L'humoriste est très critiqué sur les réseaux sociaux. © AFP / Tiziana FABI

"C'est peut-être un exutoire personnel". Voilà comment le ministre de la Santé, Olivier Véran, réagit après la publication tôt ce jeudi d'un texte par l'humoriste Nicolas Bedos sur ses comptes Instagram et Twitter. Un message aux airs de tribune où ce dernier incite à vivre "à fond", à ne plus porter le masque et à négliger les gestes de distanciation sociale. "Tombez malade, allez aux restaurants, engueulez les flicaillons", exhorte Nicolas Bedos dans sa tirade. "Embrassons-nous, crevons, ayons de la fièvre, toussons, récupérons". "Nous devons désormais vivre, quitte à mourrir" (sic)", lâche aussi le réalisateur de "La belle époque" et du futur "OSS 117".

Une "phrase à l'emporte-pièce comme on en fait sur un blog"

Une "tribune" qui entraîne depuis ce matin une vague de consternation et d'indignation sur les réseaux sociaux. Y compris donc celle du ministre de la Santé, Olivier Véran, interrogé ce jeudi sur la sortie de l'humoriste lors de la Commission d'enquête sur le Covid-19 au Sénat. La séquence a été isolée par le journaliste de Quotidien Paul Larrouturou : 

"Vivre quitte à en mourir est une phrase à l’emporte-pièce comme on en fait sur un blog, sur un compte Instagram. C’est un effet de tribune, c’est peut-être un exutoire personnel. Je pense que dans cette période on doit être extrêmement attentif, surtout quand on a beaucoup d’écoute autour de soi, à notre façon de nous exprimer et aux messages que nous véhiculons", répond Olivier Véran à la suite du message de Nicolas Bedos, suivi par plus de de 250.000 personnes sur Twitter.

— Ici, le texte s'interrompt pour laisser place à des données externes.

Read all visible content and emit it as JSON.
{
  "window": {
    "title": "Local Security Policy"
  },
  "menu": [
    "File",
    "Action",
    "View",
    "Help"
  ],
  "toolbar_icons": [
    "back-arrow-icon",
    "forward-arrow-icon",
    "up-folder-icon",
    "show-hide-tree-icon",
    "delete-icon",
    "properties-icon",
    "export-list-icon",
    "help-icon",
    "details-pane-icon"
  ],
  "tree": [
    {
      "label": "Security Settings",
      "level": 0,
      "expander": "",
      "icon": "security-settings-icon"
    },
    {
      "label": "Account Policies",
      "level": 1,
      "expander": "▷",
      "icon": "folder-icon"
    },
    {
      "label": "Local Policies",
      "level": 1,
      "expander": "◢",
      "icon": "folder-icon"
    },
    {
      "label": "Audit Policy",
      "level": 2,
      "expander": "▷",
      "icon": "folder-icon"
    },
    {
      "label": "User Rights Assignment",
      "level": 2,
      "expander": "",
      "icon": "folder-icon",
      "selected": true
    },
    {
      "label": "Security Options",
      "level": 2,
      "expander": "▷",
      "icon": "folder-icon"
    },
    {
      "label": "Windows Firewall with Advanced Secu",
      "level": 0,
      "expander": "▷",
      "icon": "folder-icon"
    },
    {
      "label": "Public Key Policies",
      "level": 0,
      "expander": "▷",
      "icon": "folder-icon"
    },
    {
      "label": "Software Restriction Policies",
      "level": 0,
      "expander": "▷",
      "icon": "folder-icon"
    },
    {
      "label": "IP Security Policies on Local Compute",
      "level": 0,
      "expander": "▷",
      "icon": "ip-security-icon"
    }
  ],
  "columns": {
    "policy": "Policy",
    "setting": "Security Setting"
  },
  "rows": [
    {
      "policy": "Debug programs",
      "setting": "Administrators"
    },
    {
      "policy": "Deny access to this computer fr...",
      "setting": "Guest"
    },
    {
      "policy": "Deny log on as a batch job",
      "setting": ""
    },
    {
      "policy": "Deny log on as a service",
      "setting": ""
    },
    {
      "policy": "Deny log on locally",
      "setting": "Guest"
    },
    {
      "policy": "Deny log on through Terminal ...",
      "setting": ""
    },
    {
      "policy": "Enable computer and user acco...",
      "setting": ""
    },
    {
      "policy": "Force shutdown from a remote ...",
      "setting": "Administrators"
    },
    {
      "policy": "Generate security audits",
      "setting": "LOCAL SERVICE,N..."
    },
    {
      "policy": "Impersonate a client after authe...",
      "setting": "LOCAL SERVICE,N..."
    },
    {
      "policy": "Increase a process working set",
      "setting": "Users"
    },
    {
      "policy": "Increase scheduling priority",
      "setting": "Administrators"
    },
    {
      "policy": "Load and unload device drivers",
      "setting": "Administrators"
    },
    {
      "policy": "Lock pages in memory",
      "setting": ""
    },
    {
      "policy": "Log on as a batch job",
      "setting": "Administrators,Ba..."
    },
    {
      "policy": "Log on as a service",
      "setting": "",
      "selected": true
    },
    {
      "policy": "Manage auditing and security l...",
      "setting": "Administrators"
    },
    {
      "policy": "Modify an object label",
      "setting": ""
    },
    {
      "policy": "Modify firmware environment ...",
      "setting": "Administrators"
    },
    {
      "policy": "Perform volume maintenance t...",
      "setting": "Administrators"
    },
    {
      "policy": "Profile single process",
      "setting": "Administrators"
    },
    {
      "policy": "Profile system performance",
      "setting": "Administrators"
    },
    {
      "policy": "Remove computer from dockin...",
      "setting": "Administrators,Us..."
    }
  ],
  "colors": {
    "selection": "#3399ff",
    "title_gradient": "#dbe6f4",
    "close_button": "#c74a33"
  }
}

Le ministre poursuit : "Une société qui déciderait de faire l'impasse sur ses vieux, une société qui déciderait de faire l’impasse sur ses fragiles et précaires, de faire l'impasse sur les morts évitables, ce n'est pas une société dans laquelle j’ai été éduqué, et dans laquelle j’ai envie d’éduquer mes enfants."

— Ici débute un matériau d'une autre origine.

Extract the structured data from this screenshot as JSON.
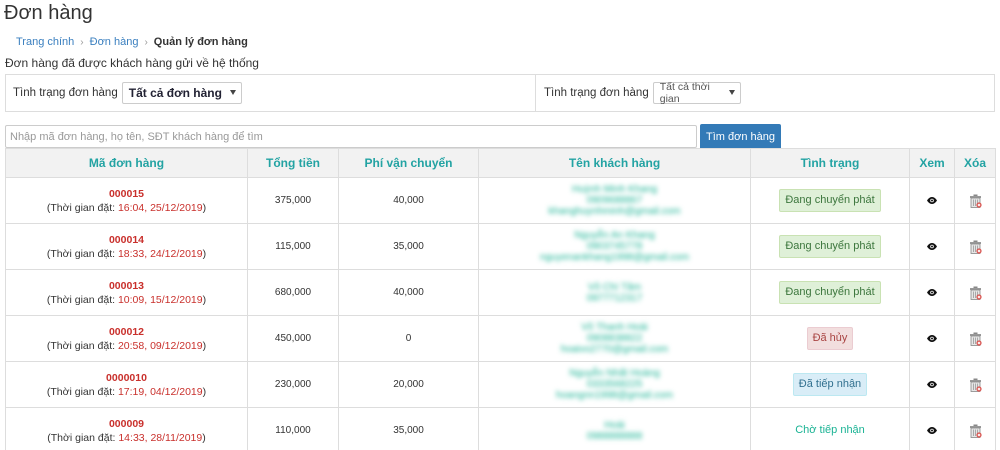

"Dispo pour venir nous donner un petit coup de main ?"

Autre réaction ulcérée très partagée sur Twitter, celle de Stéphane Gaudry, professeur de médecine intensive réanimation à l'hôpital Avicenne de Bobigny, en Seine-Saint-Denis : "Est-ce que du coup vous seriez dispo pour venir nous donner un petit coup de main pour remplir les listes de garde en réanimation car nous allons dans les prochains jours être être contraints à doubler nos effectifs la nuit. Moi aussi je souhaite 'vivre à fond'."

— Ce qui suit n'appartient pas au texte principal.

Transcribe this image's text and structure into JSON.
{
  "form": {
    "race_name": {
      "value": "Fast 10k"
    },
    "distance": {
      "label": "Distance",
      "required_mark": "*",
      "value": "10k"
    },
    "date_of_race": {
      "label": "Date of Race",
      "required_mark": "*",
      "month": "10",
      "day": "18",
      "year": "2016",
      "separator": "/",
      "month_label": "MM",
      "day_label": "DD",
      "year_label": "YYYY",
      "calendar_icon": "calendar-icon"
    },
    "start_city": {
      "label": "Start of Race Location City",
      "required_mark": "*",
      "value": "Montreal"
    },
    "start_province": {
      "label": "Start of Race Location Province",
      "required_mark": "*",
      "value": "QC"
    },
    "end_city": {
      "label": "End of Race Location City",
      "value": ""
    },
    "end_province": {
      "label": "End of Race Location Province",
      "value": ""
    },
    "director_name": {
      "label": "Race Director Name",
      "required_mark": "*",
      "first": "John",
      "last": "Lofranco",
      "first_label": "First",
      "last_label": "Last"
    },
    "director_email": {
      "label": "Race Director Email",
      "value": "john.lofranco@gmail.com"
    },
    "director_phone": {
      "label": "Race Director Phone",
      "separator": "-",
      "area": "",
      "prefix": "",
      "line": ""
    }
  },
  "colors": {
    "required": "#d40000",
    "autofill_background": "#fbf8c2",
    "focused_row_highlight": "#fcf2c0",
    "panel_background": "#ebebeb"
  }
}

Si des internautes saluent cette position "rebelle" de Nicolas Bedos, d'autres fustigent ses propos, qu'ils jugent irresponsables, comme cette femme diabétique dont la réaction a été très relayée : "En tant que dialysée, je n'ai pas le luxe de la liberté, seulement celui du courage de vivre aux dépens d'une machine et d'un système de santé que vous voulez tuer par votre besoin de liberté chérie", dénonce-t-elle. Une autre internaute, malade elle aussi, déplore la saillie de l'humoriste : "Je suis immunodépressive et je vais continuer de porter un masque. [...] Vous n’êtes ni médecin, ni gourou. Exaltez vous, ne prêchez pas s’il vous plait. Vivre, oui, et ensemble."